Editor – I read with great interest Herring et al's professional issues paper (Clin Med Feb 2011 pp 20–2) on ward rounds and using a checklist to improve quality and safety. In the modern NHS, there is often significant pressure on consultant staff to consolidate several clinical duties during their clinical sessions. As our population is aging and people are living longer than ever before, the majority of patients in medical wards are now elderly with multiple medical issues and also social issues. This obviously creates complexity in ward rounds.
From our experience, cardiology ward rounds can be divided into many facets. A few examples are as follows: a) consultant-led ward round; b) specialist registrar (SpR)-led ward round; c) senior house officer-led ward round; d) consultant/SpR led board ward round; e) post-take ward rounds led by consultants; f) foundation year 1-led ward round (should not happen ideally).

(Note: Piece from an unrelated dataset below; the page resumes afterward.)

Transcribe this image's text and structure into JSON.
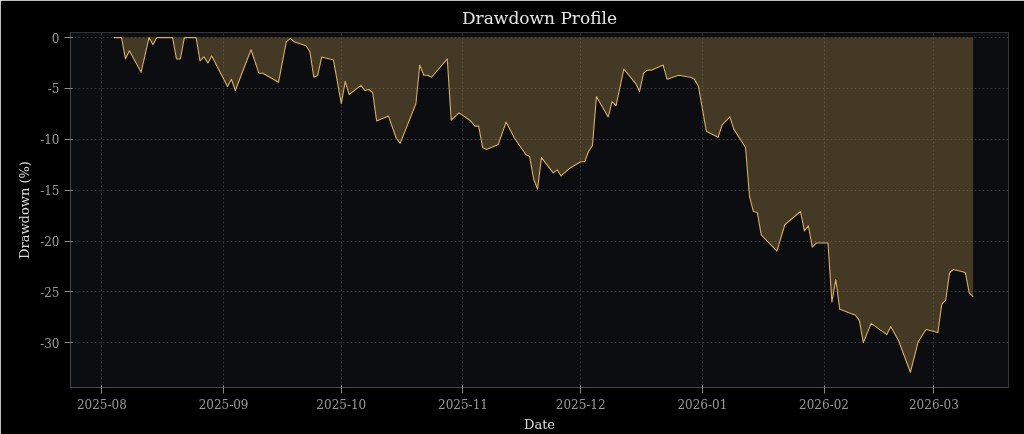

Cardiology is predominantly a procedure driven specialty. Checklists will be very relevant in various cardiac patients who get admitted for various cardiac procedures ranging from ablation to percutaneous coronary intervention. This checklist could include vascular complications, follow-up planning details and also be individualised for each cardiovascular procedures. Checklists already exist for cardiac procedures in various NHS hospitals and they are embedded in procedural pathways. They become relevant in ward rounds as patients requiring overnight stay for their procedures will be reviewed by ward-based teams at some stage. For example, post-pacemaker implantation patients should have a chest X-ray the next day and a checklist-based system will facilitate the ward team to make sure this is reviewed before discharge. Overall, this reduces complications, clinical/nursing errors and facilitates early discharge of patients. It also provides one pathway communication between several teams involved in a patient's care.